Check out the project video to get some more in depth information on these techniques.

Play Video

The object was chosen for its simple form. The choice of a simple iPhone camera allows for simple calibration openCV, since we can grab crucial sensor information from the manufacturer. A turntable was needed, and we had a digital one with two wheels on hand. A simple setup.

The object will be placed on the turntable, with the camera in a fixed position to the side. The object will be rotated, with the camera capturing a photo of the object every 𝞱 degrees of rotation to create a series of photos around the subject.

If we imagine, instead, that the camera is rotating around a stationary object, then we can lay out this diagram of known dimensions.

With a known 𝞱 degrees between rotations, we can calculate the distance T between cameras. The distance d from the center of rotation to the camera is measured manually when setting up the apparatus. We know the camera position at each interval. The focal length f and other intrinsic camera parameters are calculated with calibrations.

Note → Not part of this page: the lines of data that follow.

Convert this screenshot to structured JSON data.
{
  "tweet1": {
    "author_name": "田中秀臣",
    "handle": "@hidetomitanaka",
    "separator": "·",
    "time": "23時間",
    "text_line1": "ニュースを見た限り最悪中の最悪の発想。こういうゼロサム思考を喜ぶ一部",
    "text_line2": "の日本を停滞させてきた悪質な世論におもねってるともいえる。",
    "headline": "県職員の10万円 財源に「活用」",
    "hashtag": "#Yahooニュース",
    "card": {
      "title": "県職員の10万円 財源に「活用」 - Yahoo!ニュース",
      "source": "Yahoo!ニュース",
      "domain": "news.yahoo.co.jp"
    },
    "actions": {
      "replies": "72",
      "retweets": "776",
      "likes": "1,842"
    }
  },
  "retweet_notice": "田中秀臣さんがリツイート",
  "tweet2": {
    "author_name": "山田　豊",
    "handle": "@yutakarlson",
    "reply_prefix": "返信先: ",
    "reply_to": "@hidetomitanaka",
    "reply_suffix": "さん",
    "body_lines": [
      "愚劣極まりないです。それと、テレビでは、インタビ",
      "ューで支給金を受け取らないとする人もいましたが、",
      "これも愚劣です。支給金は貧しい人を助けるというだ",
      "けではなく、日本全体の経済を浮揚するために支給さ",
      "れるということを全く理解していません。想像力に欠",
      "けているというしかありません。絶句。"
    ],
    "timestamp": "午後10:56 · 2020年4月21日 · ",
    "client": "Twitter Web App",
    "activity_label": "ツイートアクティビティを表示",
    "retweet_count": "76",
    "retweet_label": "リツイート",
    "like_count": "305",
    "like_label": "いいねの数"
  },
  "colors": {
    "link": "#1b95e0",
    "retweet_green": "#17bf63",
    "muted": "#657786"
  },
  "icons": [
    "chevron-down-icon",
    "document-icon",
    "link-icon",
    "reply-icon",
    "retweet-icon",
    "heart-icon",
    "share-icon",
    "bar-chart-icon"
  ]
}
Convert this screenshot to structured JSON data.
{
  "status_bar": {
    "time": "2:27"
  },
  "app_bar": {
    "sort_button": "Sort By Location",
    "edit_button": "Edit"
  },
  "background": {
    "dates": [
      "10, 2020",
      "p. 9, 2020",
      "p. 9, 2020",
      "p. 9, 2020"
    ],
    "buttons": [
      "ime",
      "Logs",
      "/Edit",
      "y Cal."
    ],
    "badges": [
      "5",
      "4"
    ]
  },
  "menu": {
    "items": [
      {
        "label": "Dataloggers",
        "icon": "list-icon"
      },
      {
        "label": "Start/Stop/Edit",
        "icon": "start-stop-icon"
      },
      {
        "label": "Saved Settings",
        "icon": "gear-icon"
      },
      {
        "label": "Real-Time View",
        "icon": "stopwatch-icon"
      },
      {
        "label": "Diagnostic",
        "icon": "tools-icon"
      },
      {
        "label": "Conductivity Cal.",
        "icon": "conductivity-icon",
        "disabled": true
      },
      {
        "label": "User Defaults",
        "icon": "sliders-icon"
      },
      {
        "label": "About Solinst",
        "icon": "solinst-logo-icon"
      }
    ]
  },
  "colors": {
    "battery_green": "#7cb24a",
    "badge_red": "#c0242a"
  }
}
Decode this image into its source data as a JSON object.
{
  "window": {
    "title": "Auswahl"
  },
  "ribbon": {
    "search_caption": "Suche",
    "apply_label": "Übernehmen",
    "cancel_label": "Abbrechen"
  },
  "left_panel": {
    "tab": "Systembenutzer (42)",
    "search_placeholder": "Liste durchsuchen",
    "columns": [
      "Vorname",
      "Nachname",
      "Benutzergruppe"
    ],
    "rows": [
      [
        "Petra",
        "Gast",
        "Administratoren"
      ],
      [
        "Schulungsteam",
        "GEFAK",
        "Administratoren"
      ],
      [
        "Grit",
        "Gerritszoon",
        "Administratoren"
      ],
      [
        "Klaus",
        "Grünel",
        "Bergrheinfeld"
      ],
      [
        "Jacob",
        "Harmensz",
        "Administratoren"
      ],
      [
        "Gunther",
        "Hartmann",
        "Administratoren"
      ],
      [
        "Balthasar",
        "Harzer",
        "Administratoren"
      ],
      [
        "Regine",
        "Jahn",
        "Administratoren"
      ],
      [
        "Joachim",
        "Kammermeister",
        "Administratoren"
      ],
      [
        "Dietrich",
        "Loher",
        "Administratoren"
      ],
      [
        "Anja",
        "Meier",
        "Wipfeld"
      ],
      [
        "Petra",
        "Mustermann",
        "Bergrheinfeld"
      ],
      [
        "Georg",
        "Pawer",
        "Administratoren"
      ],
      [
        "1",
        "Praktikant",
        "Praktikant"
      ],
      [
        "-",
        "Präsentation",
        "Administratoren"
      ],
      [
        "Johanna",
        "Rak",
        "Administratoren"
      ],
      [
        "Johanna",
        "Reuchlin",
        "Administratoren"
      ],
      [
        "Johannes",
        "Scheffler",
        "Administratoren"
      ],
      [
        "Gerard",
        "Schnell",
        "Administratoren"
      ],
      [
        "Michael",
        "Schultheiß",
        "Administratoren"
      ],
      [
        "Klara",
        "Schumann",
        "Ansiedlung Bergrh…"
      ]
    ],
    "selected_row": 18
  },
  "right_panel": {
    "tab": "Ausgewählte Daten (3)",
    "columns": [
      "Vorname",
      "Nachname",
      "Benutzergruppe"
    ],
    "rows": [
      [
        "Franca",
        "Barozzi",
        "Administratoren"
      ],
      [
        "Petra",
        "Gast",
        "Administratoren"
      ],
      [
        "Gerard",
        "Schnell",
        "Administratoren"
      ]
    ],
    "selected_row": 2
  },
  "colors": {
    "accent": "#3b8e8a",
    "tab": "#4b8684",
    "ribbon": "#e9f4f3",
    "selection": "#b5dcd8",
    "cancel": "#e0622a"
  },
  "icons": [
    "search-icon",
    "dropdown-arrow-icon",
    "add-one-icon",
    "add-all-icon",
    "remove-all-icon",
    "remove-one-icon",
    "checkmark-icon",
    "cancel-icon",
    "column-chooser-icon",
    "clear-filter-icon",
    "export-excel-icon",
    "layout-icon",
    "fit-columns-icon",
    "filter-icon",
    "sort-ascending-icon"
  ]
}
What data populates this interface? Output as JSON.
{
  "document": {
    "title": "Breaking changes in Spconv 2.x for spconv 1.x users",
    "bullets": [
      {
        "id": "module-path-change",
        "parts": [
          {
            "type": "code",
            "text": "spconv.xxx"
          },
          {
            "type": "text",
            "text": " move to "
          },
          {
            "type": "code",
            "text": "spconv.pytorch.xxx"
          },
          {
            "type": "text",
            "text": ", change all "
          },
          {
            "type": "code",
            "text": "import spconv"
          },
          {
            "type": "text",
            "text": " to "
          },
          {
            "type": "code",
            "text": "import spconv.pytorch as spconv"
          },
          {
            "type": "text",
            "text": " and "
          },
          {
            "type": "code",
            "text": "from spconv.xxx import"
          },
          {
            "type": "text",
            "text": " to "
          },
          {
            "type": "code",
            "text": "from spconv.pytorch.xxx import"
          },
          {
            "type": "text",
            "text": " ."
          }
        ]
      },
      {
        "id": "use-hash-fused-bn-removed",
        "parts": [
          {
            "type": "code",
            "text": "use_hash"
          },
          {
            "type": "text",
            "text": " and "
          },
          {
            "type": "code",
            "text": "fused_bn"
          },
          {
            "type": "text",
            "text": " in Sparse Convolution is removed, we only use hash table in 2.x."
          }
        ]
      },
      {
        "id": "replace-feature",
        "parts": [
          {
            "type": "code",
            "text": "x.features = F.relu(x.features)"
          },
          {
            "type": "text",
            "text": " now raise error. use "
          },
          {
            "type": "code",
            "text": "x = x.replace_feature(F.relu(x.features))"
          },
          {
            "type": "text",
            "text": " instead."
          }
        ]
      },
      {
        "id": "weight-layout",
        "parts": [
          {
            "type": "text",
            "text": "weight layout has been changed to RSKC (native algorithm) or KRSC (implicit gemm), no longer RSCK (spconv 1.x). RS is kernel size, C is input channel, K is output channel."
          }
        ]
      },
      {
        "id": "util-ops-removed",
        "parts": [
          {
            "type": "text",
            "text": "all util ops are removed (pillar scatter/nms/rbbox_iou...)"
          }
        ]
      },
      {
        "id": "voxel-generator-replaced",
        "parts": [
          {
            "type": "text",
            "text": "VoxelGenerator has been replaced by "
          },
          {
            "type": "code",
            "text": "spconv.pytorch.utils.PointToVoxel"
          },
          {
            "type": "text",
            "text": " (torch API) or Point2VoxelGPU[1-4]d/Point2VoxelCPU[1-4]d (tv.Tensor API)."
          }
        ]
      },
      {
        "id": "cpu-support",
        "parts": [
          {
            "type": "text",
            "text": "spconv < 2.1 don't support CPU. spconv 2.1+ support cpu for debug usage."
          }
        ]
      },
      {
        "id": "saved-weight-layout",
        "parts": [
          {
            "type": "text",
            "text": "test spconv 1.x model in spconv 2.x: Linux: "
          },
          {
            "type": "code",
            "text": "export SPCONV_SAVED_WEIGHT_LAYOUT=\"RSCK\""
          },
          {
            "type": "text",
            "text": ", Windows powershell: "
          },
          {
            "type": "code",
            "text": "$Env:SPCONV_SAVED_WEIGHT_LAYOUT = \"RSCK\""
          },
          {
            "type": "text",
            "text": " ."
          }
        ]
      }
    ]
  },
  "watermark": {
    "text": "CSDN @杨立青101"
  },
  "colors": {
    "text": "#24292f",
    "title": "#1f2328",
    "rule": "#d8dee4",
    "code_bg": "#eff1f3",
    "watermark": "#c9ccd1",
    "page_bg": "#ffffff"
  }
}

We will first need to calculate and identify matching keypoints for each pair of images. We will first find the keypoints and descriptors for each image – this will utilize the SIFT algorithm. Then, we can use a matching algorithm (eg. Brute Force) to first find all possible matches. Then, we will determine a threshold to filter for good matches.

Visualizing as a diagram on the turntable, these matching keypoints represents features that a pair of cameras has identified as being the same elements from different perspectives. We can use the difference between their location in the image plane to determine the feature’s depth – much like how our eyes function.

Once we have its real world coordinates we will be able to construct an equation for a line from the camera’s position to this point of intersection. The lines from each camera will intersect with each other at the matched point on the 3D object. Thus using both line equations we’ll be able to find the original 3D point to be added to the point cloud.

The Algorithm.


Taking images

Turntable setup with iPhone camera and wheel.


Camera Calibration

Use openCV chessboard functions to determine camera parameters.


Undistort Images

Use camera parameters to undistort images from lens distortion.


Identify Features

Determine image keypoints and descriptors using SIFT algorithm.


Feature Matching

Match features from image pairs using Brute Force.


Triangulate Feature Depth

Calculate feature position in 3D world space using image plane difference.

A Workflow.

The Results

To set up the apparatus, we used an actual turntable as a rotating platform (because it was convenient). A paper wheel was added with degree markings for easy rotation reference.

With the turntable apparatus set up, we placed the toy on the rotating platform and took pictures for every 20º increment. This generated 18 evenly rotated photos around the Toy.

Keypoints & Descriptors.

Processing Images.

Utilizing the SIFT algorithm, we realized a drawback of keypoint detection. Since keypoint detection relies on patches where gradients of the images are unique. This most often occurs on the edges between color changes.

As a result, the matches selected are dense in detailed areas (ie. the facial features), but less dense in areas of flat color. As such, the resulting sparse point cloud lacks definition on these regions.

These errant ”noise” points can mostly be attributed to ”noise” in the original images. Since the Turntable setup was by no means professionally constructed, there were consistent noise across the images’ backgrounds. This caused keypoints to be detected and matched away from our target.

These stationary elements can be seen in the ”halo” of points of above the Toy, and in the cloud surrounding it. This also includes the angle markers on the Turntable platform itself, which was printed to aid in controlling the rotation: these markers were also detected across the images, which accounts for the ”halo” of points below the Toy.

3D Points.

Output Point Cloud.

This is a 360 view of the point cloud of our Toy as processed through our algorithm without removing erroneous points.

The noise in the previous image can be seen in 3D space, cluttering the desired point cloud. The halo below the object is especially apparent.

3D Points.

Final Point Cloud.

This is a 360 view of the point cloud of our Toy as processed through our algorithm and erroneous points cleaned.

We can remove all points that we would not expect in the model – noise above and below the object, and points outside of the cylinder of space demarcated by the wheel.